Milk production in the North Island is thought to be running at least 5 per cent ahead of the same time last year as a result of bumper grass growth and good cow condition.
"I've never seen cows milk as well in more than 30 years of farming," Brown said.
But analysts are less ebullient.
Forsyth Barr in a research note said Fonterra's July warning suggested the drought had had a material impact on performance.
"We believe this principally reflects losses on DIRA milk [raw milk Fonterra is obliged to sell to small companies] and product mix issues.
"We expect NZMP was barely profitable through 2H13."

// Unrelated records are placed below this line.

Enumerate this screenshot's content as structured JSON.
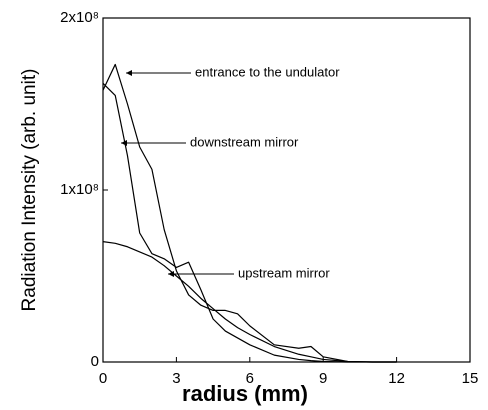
{
  "chart_data": {
    "type": "line",
    "x_label": "radius (mm)",
    "y_label": "Radiation Intensity (arb. unit)",
    "x": [
      0,
      0.5,
      1,
      1.5,
      2,
      2.5,
      3,
      3.5,
      4,
      4.5,
      5,
      5.5,
      6,
      7,
      8,
      8.5,
      9,
      10,
      11,
      12
    ],
    "series": [
      {
        "name": "entrance to the undulator",
        "color": "#000000",
        "values": [
          158000000,
          173000000,
          150000000,
          125000000,
          112000000,
          77000000,
          53000000,
          39000000,
          33000000,
          30000000,
          30000000,
          28000000,
          21000000,
          10000000,
          8000000,
          9000000,
          3000000,
          300000,
          0,
          0
        ]
      },
      {
        "name": "downstream mirror",
        "color": "#000000",
        "values": [
          162000000,
          155000000,
          120000000,
          75000000,
          63000000,
          60000000,
          55000000,
          58000000,
          42000000,
          25000000,
          18000000,
          14000000,
          10000000,
          4000000,
          1500000,
          800000,
          300000,
          0,
          0,
          0
        ]
      },
      {
        "name": "upstream mirror",
        "color": "#000000",
        "values": [
          70000000,
          69000000,
          67000000,
          64000000,
          61000000,
          56000000,
          50000000,
          44000000,
          37000000,
          31000000,
          25000000,
          20000000,
          16000000,
          9000000,
          4500000,
          3000000,
          1500000,
          300000,
          0,
          0
        ]
      }
    ],
    "xlim": [
      0,
      15
    ],
    "xticks": [
      0,
      3,
      6,
      9,
      12,
      15
    ],
    "ylim": [
      0,
      200000000
    ],
    "yticks": [
      0,
      {
        "value": 100000000,
        "label": "1x10⁸"
      },
      {
        "value": 200000000,
        "label": "2x10⁸"
      }
    ]
  }
}
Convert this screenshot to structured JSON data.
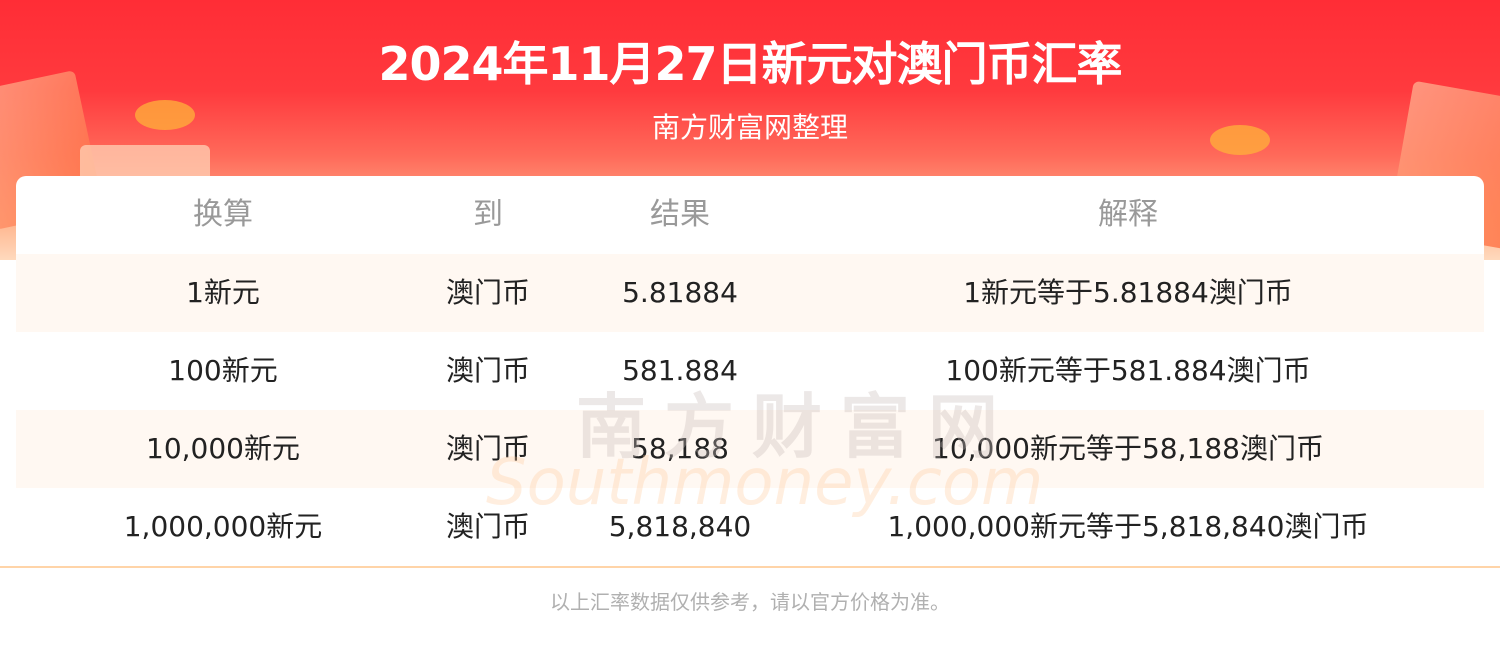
{
  "header": {
    "title": "2024年11月27日新元对澳门币汇率",
    "subtitle": "南方财富网整理"
  },
  "table": {
    "columns": [
      "换算",
      "到",
      "结果",
      "解释"
    ],
    "rows": [
      [
        "1新元",
        "澳门币",
        "5.81884",
        "1新元等于5.81884澳门币"
      ],
      [
        "100新元",
        "澳门币",
        "581.884",
        "100新元等于581.884澳门币"
      ],
      [
        "10,000新元",
        "澳门币",
        "58,188",
        "10,000新元等于58,188澳门币"
      ],
      [
        "1,000,000新元",
        "澳门币",
        "5,818,840",
        "1,000,000新元等于5,818,840澳门币"
      ]
    ]
  },
  "watermark": {
    "cn": "南方财富网",
    "en": "Southmoney.com"
  },
  "footer": {
    "note": "以上汇率数据仅供参考，请以官方价格为准。"
  },
  "colors": {
    "brand_red": "#ff2d36",
    "stripe": "#fff8f2",
    "divider": "#ffd4a8"
  }
}
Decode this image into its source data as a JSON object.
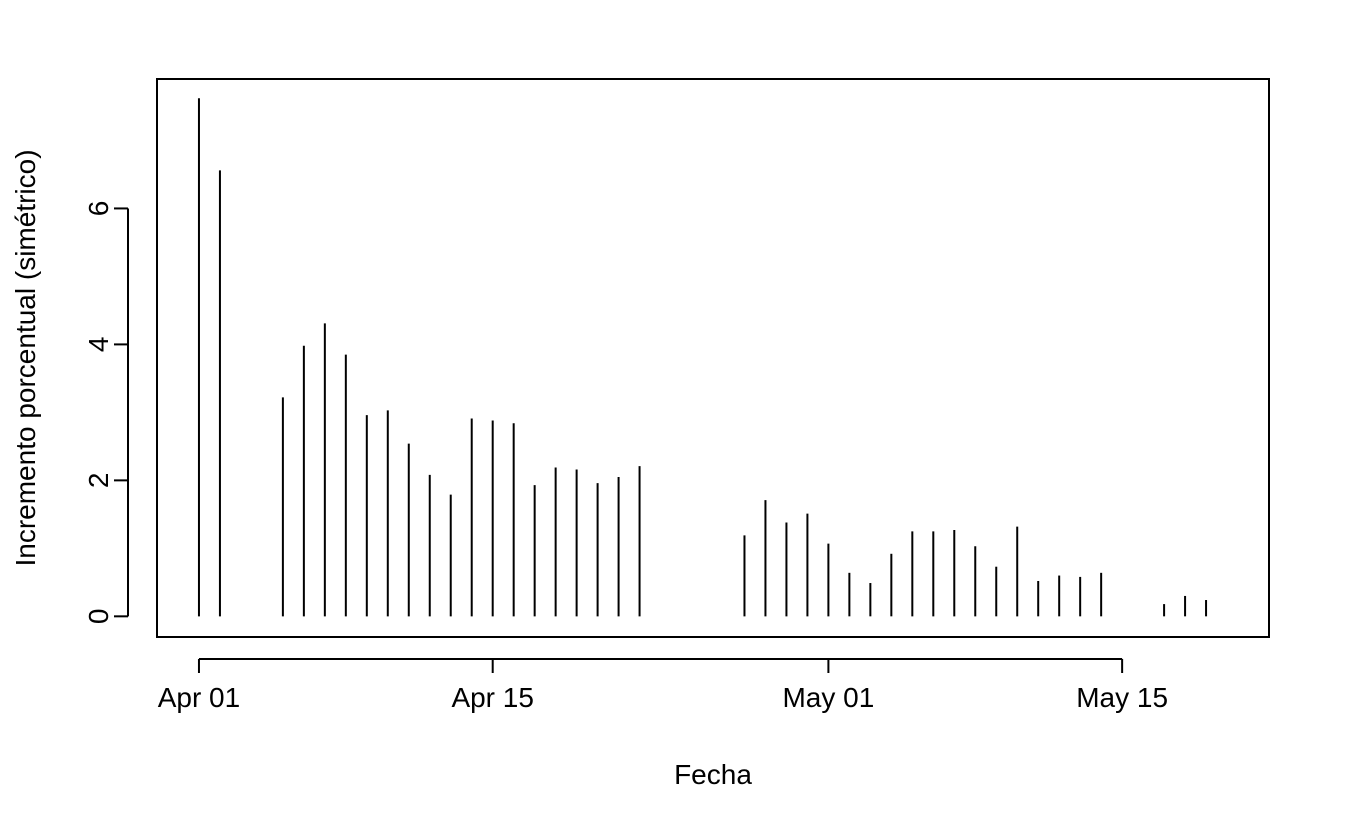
{
  "chart_data": {
    "type": "bar",
    "style": "vertical-lines",
    "xlabel": "Fecha",
    "ylabel": "Incremento porcentual (simétrico)",
    "xlim": [
      "2020-03-30",
      "2020-05-22"
    ],
    "ylim": [
      0,
      7.6
    ],
    "x_ticks": [
      {
        "date": "2020-04-01",
        "label": "Apr 01"
      },
      {
        "date": "2020-04-15",
        "label": "Apr 15"
      },
      {
        "date": "2020-05-01",
        "label": "May 01"
      },
      {
        "date": "2020-05-15",
        "label": "May 15"
      }
    ],
    "y_ticks": [
      0,
      2,
      4,
      6
    ],
    "grid": false,
    "legend": "none",
    "color": "#000000",
    "series": [
      {
        "x": [
          "2020-04-01",
          "2020-04-02",
          "2020-04-05",
          "2020-04-06",
          "2020-04-07",
          "2020-04-08",
          "2020-04-09",
          "2020-04-10",
          "2020-04-11",
          "2020-04-12",
          "2020-04-13",
          "2020-04-14",
          "2020-04-15",
          "2020-04-16",
          "2020-04-17",
          "2020-04-18",
          "2020-04-19",
          "2020-04-20",
          "2020-04-21",
          "2020-04-22",
          "2020-04-27",
          "2020-04-28",
          "2020-04-29",
          "2020-04-30",
          "2020-05-01",
          "2020-05-02",
          "2020-05-03",
          "2020-05-04",
          "2020-05-05",
          "2020-05-06",
          "2020-05-07",
          "2020-05-08",
          "2020-05-09",
          "2020-05-10",
          "2020-05-11",
          "2020-05-12",
          "2020-05-13",
          "2020-05-14",
          "2020-05-17",
          "2020-05-18",
          "2020-05-19"
        ],
        "values": [
          7.62,
          6.56,
          3.22,
          3.98,
          4.31,
          3.85,
          2.96,
          3.03,
          2.54,
          2.08,
          1.79,
          2.91,
          2.88,
          2.84,
          1.93,
          2.19,
          2.16,
          1.96,
          2.05,
          2.21,
          1.19,
          1.71,
          1.38,
          1.51,
          1.07,
          0.64,
          0.49,
          0.92,
          1.25,
          1.25,
          1.27,
          1.03,
          0.73,
          1.32,
          0.52,
          0.6,
          0.58,
          0.64,
          0.18,
          0.3,
          0.24
        ]
      }
    ]
  }
}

Forsyth Barr expected Fonterra to report underlying net profit after tax of $718 million, up 18 per cent against the 2012 result, and a gross final dividend of 16c per share.
The key hit to margins from the advance of global dairy prices over the past nine months would be in the first half of the 2014 year but some margin pressure was expected to show in second-half 2013, said the note, which recommended "sell".
"While margin pressure should be associated with brands, transfer pricing may mean the hit at this stage in the cycle is in NZMP."
The sustained downturn in the Australian business was expected to hit performance again, with a 29 per cent decline anticipated in 2013 year earnings before interest and tax in the ANZ division. "Also be wary of writedowns in the Australian brands business as the co-op executes its brand consolidation strategy," said the note.
Craigs Investment Partners head of research Mark Lister said he would want to know if, and how, the botulism scare could affect the company in sales, lost production and additional costs, and about the potential for compensation demands from affected companies.
While international dairy prices were holding firm and industry suggests the forecast milk price could go higher, analysts would want to know how Fonterra expected the rebound in the New Zealand dollar to affect its outlook.
Fonterra units closed at $7.20. Lister said he was surprised how the unit price had shrugged off the issues around the botulism scare, which sparked two Government inquiries.